The middle section of the set also felt thematic, brightening the earlier intensive calls to action with the neo-classic Love is My Religion, tagged with The Beatles’ All You Need Is Love, and love plea Beach in Hawaii. A particularly hot version, literally and figuratively, of I Don’t Wanna Live on Mars, the lead single from 2013’s Fly Rasta record, preceded the cooling breeze of One Love, and Marley’s pleads for positivity on a pair from the latest: a bouncy High on Life and the calming Circle of Peace

A slightly extended We Are the People, from 2016’s eponymous Grammy-winner carried more intent this time around, less a gentle reminder, more an empowering statement and led to a surprisingly strong take on I Will Be Glad, shedding the sheen of the studio version for one of the highlight’s of the second half. It had a carryover effect on band and crowd, pushing through the exhaustive heat in the crammed club, for a rocking run of Wild and Free, again closing with a Zimmon flourish. Then, with unintended irony, a full sing-along on Bob’s Coming in from the Cold, and a final blitz on the Rebellion Rises title track.
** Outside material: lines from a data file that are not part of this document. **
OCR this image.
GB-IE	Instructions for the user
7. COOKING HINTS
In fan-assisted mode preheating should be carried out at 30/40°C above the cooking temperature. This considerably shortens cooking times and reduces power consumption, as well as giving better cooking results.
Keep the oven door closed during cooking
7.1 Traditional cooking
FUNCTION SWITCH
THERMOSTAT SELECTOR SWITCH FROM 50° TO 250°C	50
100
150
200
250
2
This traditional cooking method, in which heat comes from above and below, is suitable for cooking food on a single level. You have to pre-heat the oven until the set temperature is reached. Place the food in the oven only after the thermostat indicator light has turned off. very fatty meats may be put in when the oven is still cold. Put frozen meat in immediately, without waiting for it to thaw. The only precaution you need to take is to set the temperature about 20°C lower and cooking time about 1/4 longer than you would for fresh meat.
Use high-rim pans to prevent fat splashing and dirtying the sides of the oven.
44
Urged on for an encore, Marley and his group moved swiftly through “Your Pain is Mine,” before drummer Santa Davis, all night a tireless, lockdown master of timekeeping, clicked in Bob’s gold-standard, Is This Love, with Marley finding even more energy, sharing and scatting through the chorus with the rejuvenated audience. A last, and, given the temps, amazingly upbeat Look Who’s Dancing reached back three decades to Marley’s heyday with the Melody Makers and left the sweat-soaked SoCal faithful supremely satisfied after another sensational summer workout with Ziggy.